John makes it clear the Word (Jesus) was with God and was God and revealed God.  The Father is known through the Son and to know the one is to know the other.

Jesus is still on the temple–a very public place–declaring himself God and the Pharisees fools.

Jesus knew the Pharisees were going to hell and said so.  They tried to twist his words into making it seem as if Jesus was saying he was going to kill himself.  According to Jewish law, the depths of Hades was where those who committed suicide dwelled.

It makes sense:  If you follow Jesus here on earth, you follow him to heaven.  If you don’t follow him here on earth, you don’t follow him to heaven and you end up in hell.

Jesus tells them they have a limited time to turn.  We are all born in sin.  If you don’t deal with sin on this side of heaven, you will dwell in sin forever.

The Pharisees intent is malicious.  They kept asking Jesus who he was, hoping to get an answer to use again him.  With the right heart, Jesus will answer our questions of who he is gladly.  And the results will be amazing.

Jesus has no new answers for them.  There’s only so many human ways to say the same thing.  And they still didn’t understand and would not–for the darkness blinded them.

“Lifted up” here refers to the cross, not exalted or anything.  The Pharisees do not challenge Jesus here.  It is evident that God is with him and will not abandon him and he’s doing the Father’s will.

Many believed Jesus who heard him speak despite the opposition of the religious leaders.  I can imagine looking upon Jesus would convince most.  His heart would be transparent and it would be evident he was God.  He walked the talk unlike the Pharisees.  He had no sin.  He was perfect.  And many believed it to be so.

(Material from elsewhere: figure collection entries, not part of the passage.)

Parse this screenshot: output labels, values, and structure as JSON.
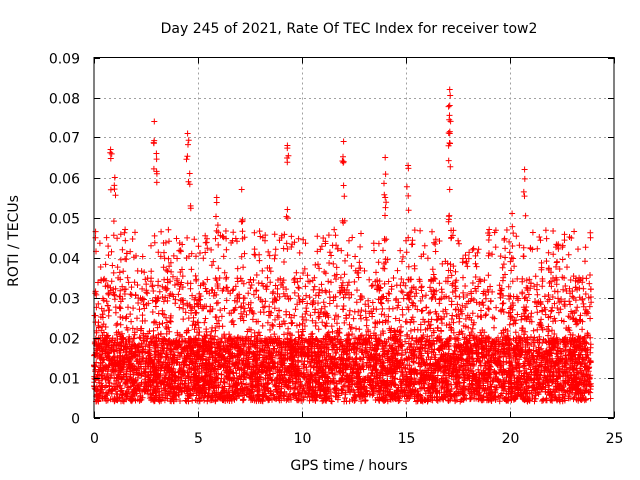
{
  "chart_data": {
    "type": "scatter",
    "title": "Day 245 of 2021, Rate Of TEC Index for receiver tow2",
    "xlabel": "GPS time / hours",
    "ylabel": "ROTI / TECUs",
    "xlim": [
      0,
      25
    ],
    "ylim": [
      0,
      0.09
    ],
    "xticks": [
      "0",
      "5",
      "10",
      "15",
      "20",
      "25"
    ],
    "yticks": [
      "0",
      "0.01",
      "0.02",
      "0.03",
      "0.04",
      "0.05",
      "0.06",
      "0.07",
      "0.08",
      "0.09"
    ],
    "grid": true,
    "marker": "+",
    "color": "#ff0000",
    "data_span_hours": [
      0,
      23.9
    ],
    "typical_range": [
      0.004,
      0.02
    ],
    "notable_spikes": [
      {
        "x": 0.8,
        "y": 0.067
      },
      {
        "x": 1.0,
        "y": 0.06
      },
      {
        "x": 2.9,
        "y": 0.074
      },
      {
        "x": 3.0,
        "y": 0.066
      },
      {
        "x": 4.5,
        "y": 0.071
      },
      {
        "x": 4.6,
        "y": 0.061
      },
      {
        "x": 5.9,
        "y": 0.055
      },
      {
        "x": 7.1,
        "y": 0.057
      },
      {
        "x": 9.3,
        "y": 0.068
      },
      {
        "x": 9.3,
        "y": 0.052
      },
      {
        "x": 12.0,
        "y": 0.069
      },
      {
        "x": 12.0,
        "y": 0.058
      },
      {
        "x": 14.0,
        "y": 0.065
      },
      {
        "x": 14.0,
        "y": 0.055
      },
      {
        "x": 15.1,
        "y": 0.063
      },
      {
        "x": 17.1,
        "y": 0.082
      },
      {
        "x": 17.1,
        "y": 0.078
      },
      {
        "x": 17.1,
        "y": 0.071
      },
      {
        "x": 17.1,
        "y": 0.057
      },
      {
        "x": 19.0,
        "y": 0.047
      },
      {
        "x": 20.7,
        "y": 0.062
      },
      {
        "x": 20.1,
        "y": 0.051
      },
      {
        "x": 22.3,
        "y": 0.043
      }
    ]
  }
}
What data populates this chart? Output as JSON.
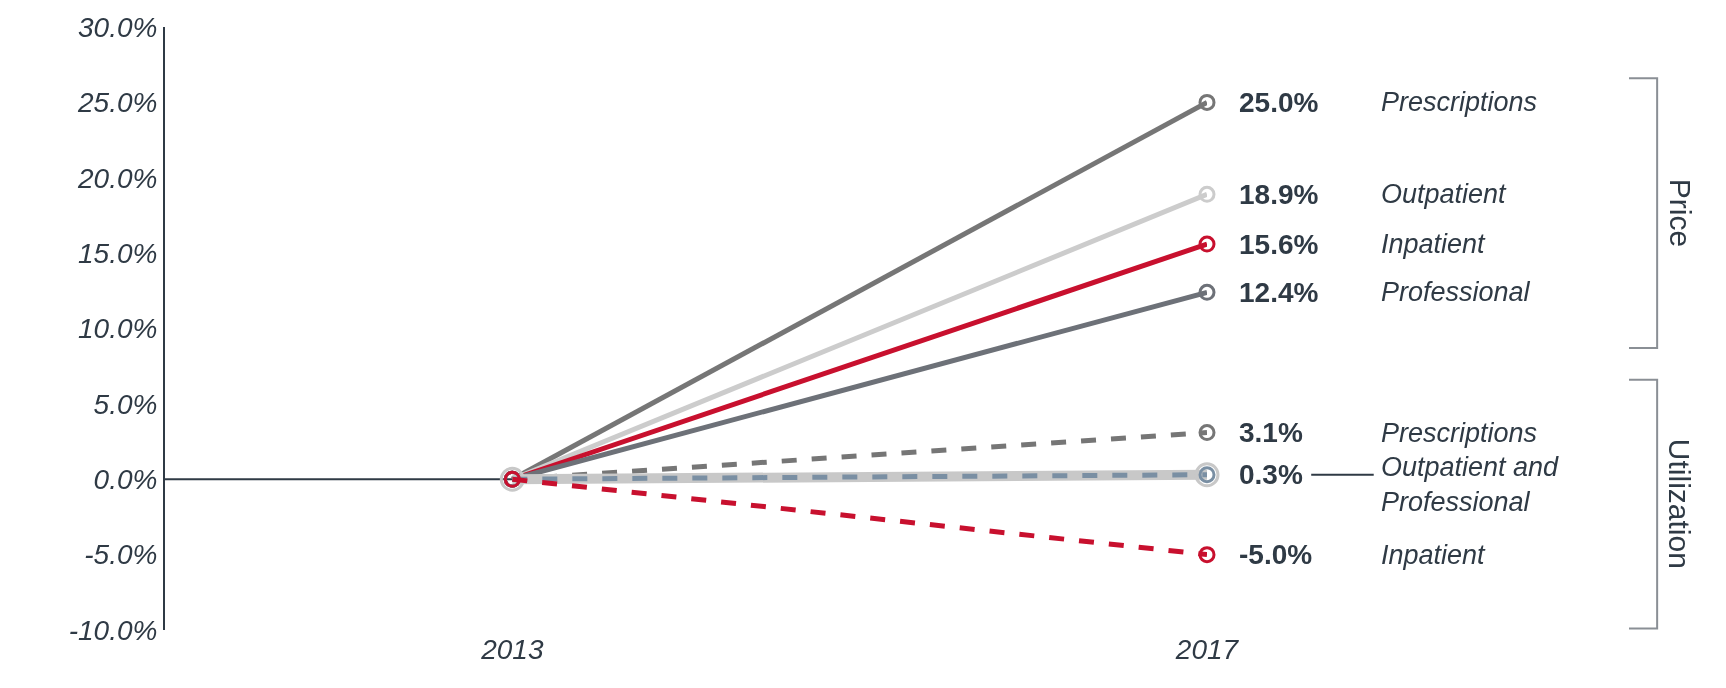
{
  "chart_data": {
    "type": "line",
    "categories": [
      "2013",
      "2017"
    ],
    "ylim": [
      -10,
      30
    ],
    "yticks": [
      {
        "value": -10,
        "label": "-10.0%"
      },
      {
        "value": -5,
        "label": "-5.0%"
      },
      {
        "value": 0,
        "label": "0.0%"
      },
      {
        "value": 5,
        "label": "5.0%"
      },
      {
        "value": 10,
        "label": "10.0%"
      },
      {
        "value": 15,
        "label": "15.0%"
      },
      {
        "value": 20,
        "label": "20.0%"
      },
      {
        "value": 25,
        "label": "25.0%"
      },
      {
        "value": 30,
        "label": "30.0%"
      }
    ],
    "grid": false,
    "ref_lines": [
      {
        "axis": "y",
        "value": 0,
        "color": "#2f3a45"
      }
    ],
    "legend": false,
    "marker": "circle",
    "line_style": "solid",
    "series": [
      {
        "name": "Prescriptions",
        "color": "#767676",
        "values": [
          0,
          25.0
        ],
        "value_labels": [
          null,
          "25.0%"
        ]
      },
      {
        "name": "Outpatient",
        "color": "#cccccc",
        "values": [
          0,
          18.9
        ],
        "value_labels": [
          null,
          "18.9%"
        ]
      },
      {
        "name": "Inpatient",
        "color": "#c8102e",
        "values": [
          0,
          15.6
        ],
        "value_labels": [
          null,
          "15.6%"
        ]
      },
      {
        "name": "Professional",
        "color": "#6d7178",
        "values": [
          0,
          12.4
        ],
        "value_labels": [
          null,
          "12.4%"
        ]
      },
      {
        "name": "Prescriptions",
        "color": "#767676",
        "line_style": "dashed",
        "values": [
          0,
          3.1
        ],
        "value_labels": [
          null,
          "3.1%"
        ]
      },
      {
        "color": "#c8c8c8",
        "values": [
          0,
          0.3
        ]
      },
      {
        "name": "Outpatient and Professional",
        "color": "#7a8fa3",
        "line_style": "dashed",
        "values": [
          0,
          0.3
        ],
        "value_labels": [
          null,
          "0.3%"
        ]
      },
      {
        "name": "Inpatient",
        "color": "#c8102e",
        "line_style": "dashed",
        "values": [
          0,
          -5.0
        ],
        "value_labels": [
          null,
          "-5.0%"
        ]
      }
    ],
    "annotations": [
      "Price",
      "Utilization"
    ]
  }
}
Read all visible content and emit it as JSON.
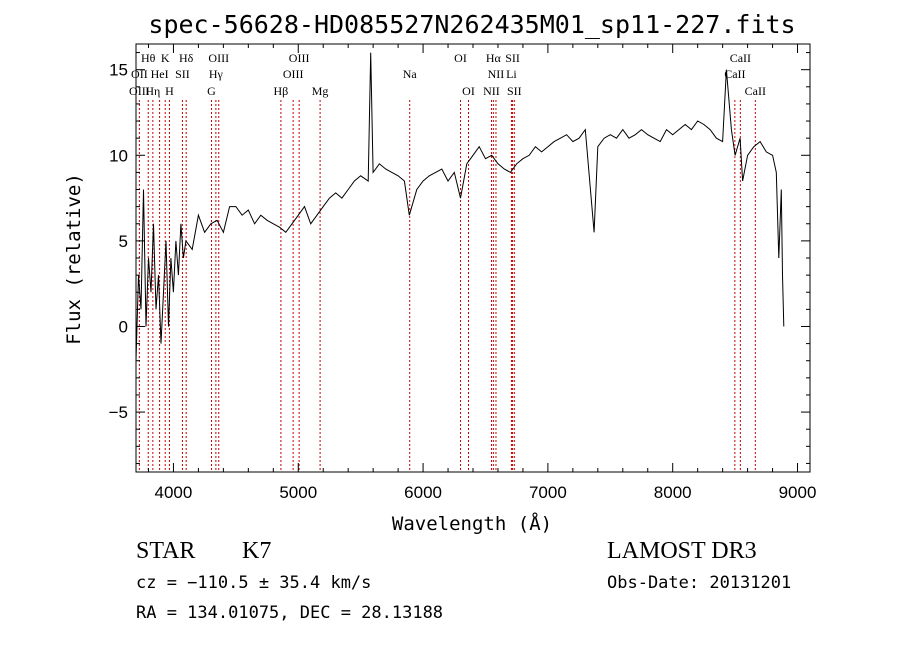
{
  "chart_data": {
    "type": "line",
    "title": "spec-56628-HD085527N262435M01_sp11-227.fits",
    "xlabel": "Wavelength (Å)",
    "ylabel": "Flux (relative)",
    "xlim": [
      3700,
      9100
    ],
    "ylim": [
      -8.5,
      16.5
    ],
    "x_ticks": [
      4000,
      5000,
      6000,
      7000,
      8000,
      9000
    ],
    "x_tick_labels": [
      "4000",
      "5000",
      "6000",
      "7000",
      "8000",
      "9000"
    ],
    "y_ticks": [
      -5,
      0,
      5,
      10,
      15
    ],
    "y_tick_labels": [
      "−5",
      "0",
      "5",
      "10",
      "15"
    ],
    "line_color": "#000000",
    "marker_color": "#cc0000",
    "series": [
      {
        "name": "flux",
        "x": [
          3700,
          3720,
          3740,
          3760,
          3780,
          3800,
          3820,
          3840,
          3860,
          3880,
          3900,
          3920,
          3940,
          3960,
          3980,
          4000,
          4020,
          4040,
          4060,
          4080,
          4100,
          4150,
          4200,
          4250,
          4300,
          4350,
          4400,
          4450,
          4500,
          4550,
          4600,
          4650,
          4700,
          4750,
          4800,
          4850,
          4900,
          4950,
          5000,
          5050,
          5100,
          5150,
          5200,
          5250,
          5300,
          5350,
          5400,
          5450,
          5500,
          5560,
          5580,
          5600,
          5650,
          5700,
          5750,
          5800,
          5850,
          5890,
          5950,
          6000,
          6050,
          6100,
          6150,
          6200,
          6250,
          6300,
          6350,
          6400,
          6450,
          6500,
          6550,
          6600,
          6650,
          6700,
          6750,
          6800,
          6850,
          6900,
          6950,
          7000,
          7050,
          7100,
          7150,
          7200,
          7250,
          7300,
          7370,
          7400,
          7450,
          7500,
          7550,
          7600,
          7650,
          7700,
          7750,
          7800,
          7850,
          7900,
          7950,
          8000,
          8050,
          8100,
          8150,
          8200,
          8250,
          8300,
          8350,
          8400,
          8430,
          8470,
          8500,
          8540,
          8560,
          8600,
          8650,
          8700,
          8750,
          8800,
          8830,
          8850,
          8870,
          8880,
          8890
        ],
        "y": [
          -2,
          3,
          1,
          8,
          0,
          4,
          2,
          6,
          1,
          3,
          -1,
          2,
          5,
          0,
          4,
          2,
          5,
          3,
          6,
          4,
          5,
          4.5,
          6.5,
          5.5,
          6,
          6.2,
          5.5,
          7,
          7,
          6.5,
          6.8,
          6,
          6.5,
          6.2,
          6,
          5.8,
          5.5,
          6,
          6.5,
          7,
          6,
          6.5,
          7,
          7.5,
          7.8,
          7.5,
          8,
          8.5,
          8.8,
          8.5,
          16,
          9,
          9.5,
          9.2,
          9,
          8.8,
          8.5,
          6.5,
          8,
          8.5,
          8.8,
          9,
          9.2,
          8.5,
          9,
          7.5,
          9.5,
          10,
          10.5,
          9.8,
          10,
          9.5,
          9.2,
          9,
          9.5,
          9.8,
          10,
          10.5,
          10.2,
          10.5,
          10.8,
          11,
          11.2,
          10.8,
          11,
          11.5,
          5.5,
          10.5,
          11,
          11.2,
          11,
          11.5,
          11,
          11.2,
          11.5,
          11.2,
          11,
          10.8,
          11.5,
          11.2,
          11.5,
          11.8,
          11.5,
          12,
          11.8,
          11.5,
          11,
          10.8,
          15,
          11.5,
          10,
          11,
          8.5,
          10,
          10.5,
          10.8,
          10.2,
          10,
          9,
          4,
          8,
          3,
          0
        ]
      }
    ],
    "spectral_lines": [
      {
        "label": "Hθ",
        "x": 3798,
        "row": 1
      },
      {
        "label": "K",
        "x": 3934,
        "row": 1
      },
      {
        "label": "Hδ",
        "x": 4102,
        "row": 1
      },
      {
        "label": "OIII",
        "x": 4363,
        "row": 1
      },
      {
        "label": "OIII",
        "x": 5007,
        "row": 1
      },
      {
        "label": "OI",
        "x": 6300,
        "row": 1
      },
      {
        "label": "Hα",
        "x": 6563,
        "row": 1
      },
      {
        "label": "SII",
        "x": 6717,
        "row": 1
      },
      {
        "label": "CaII",
        "x": 8542,
        "row": 1
      },
      {
        "label": "OII",
        "x": 3727,
        "row": 2
      },
      {
        "label": "HeI",
        "x": 3889,
        "row": 2
      },
      {
        "label": "SII",
        "x": 4072,
        "row": 2
      },
      {
        "label": "Hγ",
        "x": 4340,
        "row": 2
      },
      {
        "label": "OIII",
        "x": 4959,
        "row": 2
      },
      {
        "label": "Na",
        "x": 5893,
        "row": 2
      },
      {
        "label": "NII",
        "x": 6584,
        "row": 2
      },
      {
        "label": "Li",
        "x": 6708,
        "row": 2
      },
      {
        "label": "CaII",
        "x": 8498,
        "row": 2
      },
      {
        "label": "OIII",
        "x": 3727,
        "row": 3
      },
      {
        "label": "Hη",
        "x": 3835,
        "row": 3
      },
      {
        "label": "H",
        "x": 3968,
        "row": 3
      },
      {
        "label": "G",
        "x": 4305,
        "row": 3
      },
      {
        "label": "Hβ",
        "x": 4861,
        "row": 3
      },
      {
        "label": "Mg",
        "x": 5175,
        "row": 3
      },
      {
        "label": "OI",
        "x": 6364,
        "row": 3
      },
      {
        "label": "NII",
        "x": 6548,
        "row": 3
      },
      {
        "label": "SII",
        "x": 6731,
        "row": 3
      },
      {
        "label": "CaII",
        "x": 8662,
        "row": 3
      }
    ]
  },
  "info": {
    "object_class": "STAR",
    "subclass": "K7",
    "cz": "cz = −110.5 ± 35.4 km/s",
    "coords": "RA = 134.01075, DEC =  28.13188",
    "survey": "LAMOST DR3",
    "obs_date": "Obs-Date: 20131201"
  }
}
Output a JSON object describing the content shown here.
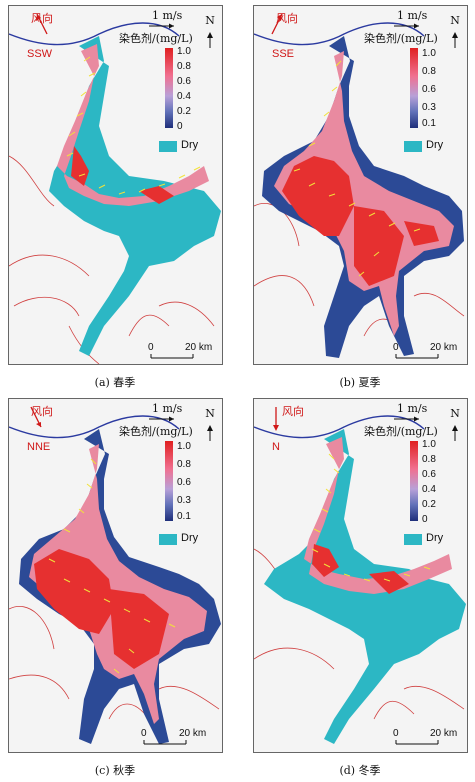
{
  "legend": {
    "speed": "1 m/s",
    "north": "N",
    "dye_title": "染色剂/(mg/L)",
    "dry": "Dry",
    "scale_zero": "0",
    "scale_dist": "20 km",
    "wind_label": "风向",
    "ticks_a": [
      "1.0",
      "0.8",
      "0.6",
      "0.4",
      "0.2",
      "0"
    ],
    "ticks_b": [
      "1.0",
      "0.8",
      "0.6",
      "0.3",
      "0.1"
    ],
    "ticks_d": [
      "1.0",
      "0.8",
      "0.6",
      "0.4",
      "0.2",
      "0"
    ]
  },
  "panels": [
    {
      "id": "a",
      "caption": "(a) 春季",
      "wind": "SSW"
    },
    {
      "id": "b",
      "caption": "(b) 夏季",
      "wind": "SSE"
    },
    {
      "id": "c",
      "caption": "(c) 秋季",
      "wind": "NNE"
    },
    {
      "id": "d",
      "caption": "(d) 冬季",
      "wind": "N"
    }
  ],
  "colors": {
    "dry": "#2cb7c4",
    "high": "#e63030",
    "mid": "#e98aa0",
    "low": "#27488f",
    "arrow": "#f2e23a",
    "wind": "#d01818",
    "river": "#2b3aa0",
    "boundary": "#d04040"
  }
}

BSF Suggestion: Recorded Lectures Available Online

I woke up with this thought in my head:  BSF lectures should be available online for all–not just for the children’s leaders and volunteers and for one week only.  Also, I know BSF is recording the lectures and posting them somewhere for the satellite groups so they are already doing all of the work.

I thought of my church and how they post every sermon online for years back.  If you miss one, anytime, you can go and listen/watch or you can revisit it and listen/watch it again.

This year I have missed most of the lectures.  Not because I want to.  But because I have somewhere I have to be and can’t stay and listen.  I think a lot of us are like this.  It’s something I’ve accepted, but I wish I could listen to the lectures when I have the time.

I know this has been suggested before, but I thought I’d revisit it and throw out the idea and get your all opinions on the matter.